Bizim bu raporda gördüğümüz en çarpıcı hususlardan biri Türkiye'de demokrasinin kurumsal, fonksiyonel işleyişinin ciddi darbe yediğine ilişkin tespitlerdir. Hukukun üstünlüğünün ortadan kaldırıldığına ilişkin tespitlerdir. Yargı bağımsızlığı, adil yargılama ilkesinin yerle yeksan edildiğine ilişkin bizim belirttiğimiz endişelerimizin burada da bir kere daha belirtilmiş olmasıdır."
Hükümetin, bir karar vermek zorunda olduğunu, AB süreci gereksizse çıkıp, "Bu süreç gereksizdir, biz bu süreci istemiyoruz" demesinin daha etik olduğuna işaret eden Yılmaz, sanki varmış gibi davranıp, olması için hiçbir şey yapmamanın etik olmadığını bildirdi.
Öztürk Yılmaz, "Türkiye'nin bu süreçle ilgili özellikle AB'den büyük çaplı sapma var, ciddi geri dönüş var deniliyor. Süreçle ilgili büyük adımlarla AB sürecinden uzaklaşıldığı belirtiliyor. Bunlar ciddi tespitlerdir" dedi.
Balkanlar ile ilgili genişlemeye yönelik olumlu, Türkiye ile ilgili olumsuz referanslarda bulunulduğuna değinen Yılmaz, sadece göç, Suriyeli mülteciler, bunlara harcanan para ve Türkiye'nin ev sahipliğinin övüldüğünü belirtti.

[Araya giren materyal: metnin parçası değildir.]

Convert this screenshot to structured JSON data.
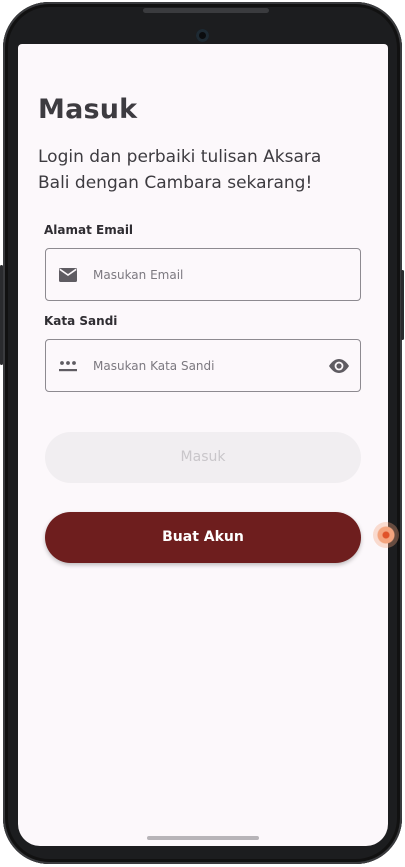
{
  "login": {
    "title": "Masuk",
    "subtitle": "Login dan perbaiki tulisan Aksara Bali dengan Cambara sekarang!",
    "email": {
      "label": "Alamat Email",
      "placeholder": "Masukan Email",
      "value": ""
    },
    "password": {
      "label": "Kata Sandi",
      "placeholder": "Masukan Kata Sandi",
      "value": ""
    },
    "login_button": "Masuk",
    "register_button": "Buat Akun"
  },
  "icons": {
    "email_icon": "envelope-icon",
    "password_icon": "password-dots-icon",
    "visibility_icon": "eye-icon"
  },
  "colors": {
    "screen_background": "#fcf8fb",
    "primary": "#6e1e1e",
    "disabled_button": "#f1eef1",
    "text": "#3d3b40"
  }
}
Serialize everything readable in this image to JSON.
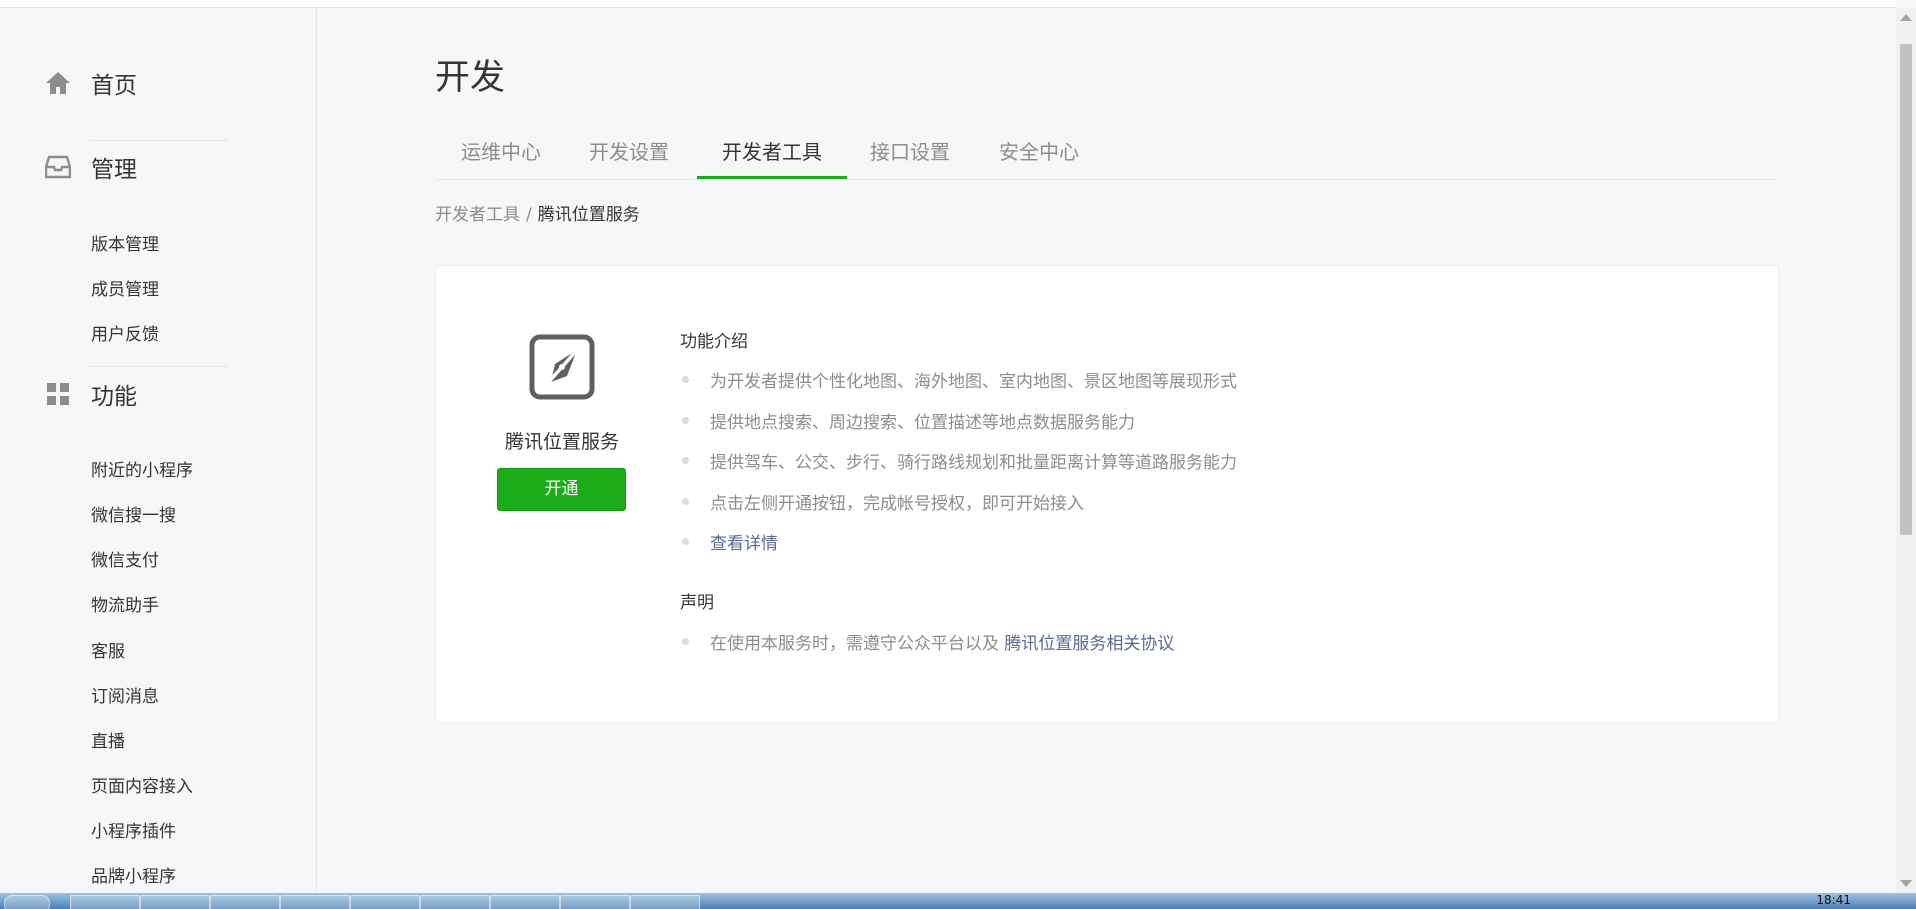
{
  "sidebar": {
    "home": {
      "label": "首页",
      "icon": "home-icon"
    },
    "manage": {
      "label": "管理",
      "icon": "inbox-icon",
      "items": [
        "版本管理",
        "成员管理",
        "用户反馈"
      ]
    },
    "features": {
      "label": "功能",
      "icon": "grid-icon",
      "items": [
        "附近的小程序",
        "微信搜一搜",
        "微信支付",
        "物流助手",
        "客服",
        "订阅消息",
        "直播",
        "页面内容接入",
        "小程序插件",
        "品牌小程序"
      ]
    }
  },
  "page": {
    "title": "开发"
  },
  "tabs": [
    {
      "label": "运维中心",
      "active": false
    },
    {
      "label": "开发设置",
      "active": false
    },
    {
      "label": "开发者工具",
      "active": true
    },
    {
      "label": "接口设置",
      "active": false
    },
    {
      "label": "安全中心",
      "active": false
    }
  ],
  "breadcrumb": {
    "parent": "开发者工具",
    "separator": "/",
    "current": "腾讯位置服务"
  },
  "service": {
    "name": "腾讯位置服务",
    "icon": "compass-icon",
    "open_button": "开通",
    "intro_heading": "功能介绍",
    "intro_items": [
      "为开发者提供个性化地图、海外地图、室内地图、景区地图等展现形式",
      "提供地点搜索、周边搜索、位置描述等地点数据服务能力",
      "提供驾车、公交、步行、骑行路线规划和批量距离计算等道路服务能力",
      "点击左侧开通按钮，完成帐号授权，即可开始接入"
    ],
    "details_link": "查看详情",
    "statement_heading": "声明",
    "statement_text": "在使用本服务时，需遵守公众平台以及",
    "statement_link": "腾讯位置服务相关协议"
  },
  "taskbar": {
    "clock": "18:41"
  },
  "colors": {
    "accent": "#1aad19",
    "link": "#576b95",
    "muted": "#8d8d8d",
    "text": "#353535"
  }
}
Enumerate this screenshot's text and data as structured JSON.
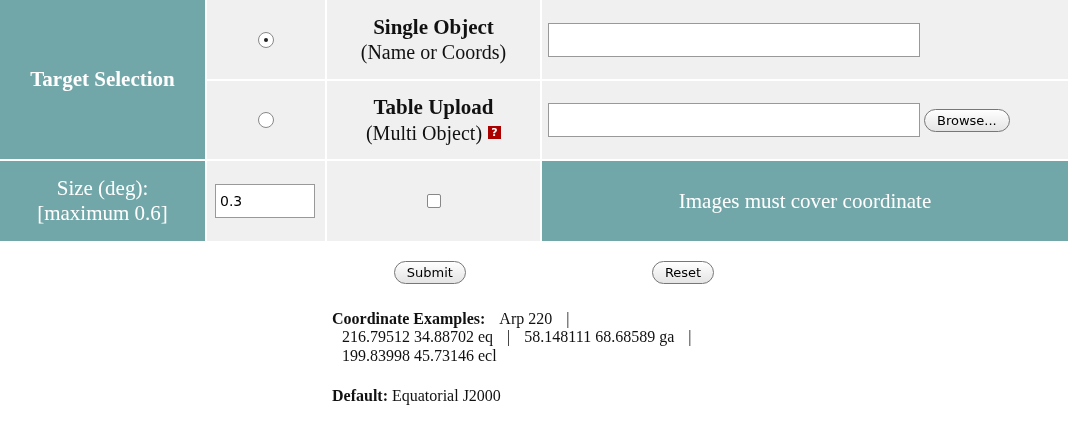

Yılmaz, sözlerini şöyle tamamladı:
"Bu konuda da bizim tutumumuz bellidir. Mülteci konusu, Türkiye'nin üzerine yük olarak yüklenmiştir. Türkiye'nin normal vatandaşların parası, vergileri bu mültecilere harcanmakta, AB bir tek buna alkış tutmakta. Bunun dışındaki her konu hemen hemen eleştiri haline getirilmiş. Hükümete çağrımız şudur, bu sürecin canlandırılması ancak OHAL'in bir an önce kaldırılması, demokrasiye dönüş, yargının bağımsızlığı ve tarafsızlığın sağlanması, medyaya uygulanan baskıların azaltılması, ortadan kaldırılması, sansürcülüğe son verilmesiyle mümkün olabilir. Bunun dışında biz AB sürecini canlandırmak istiyoruz demekle olmaz. Bu rapor, bu hükümetle bir şey olmayacağına ilişkin rapordur. Raporun özü budur."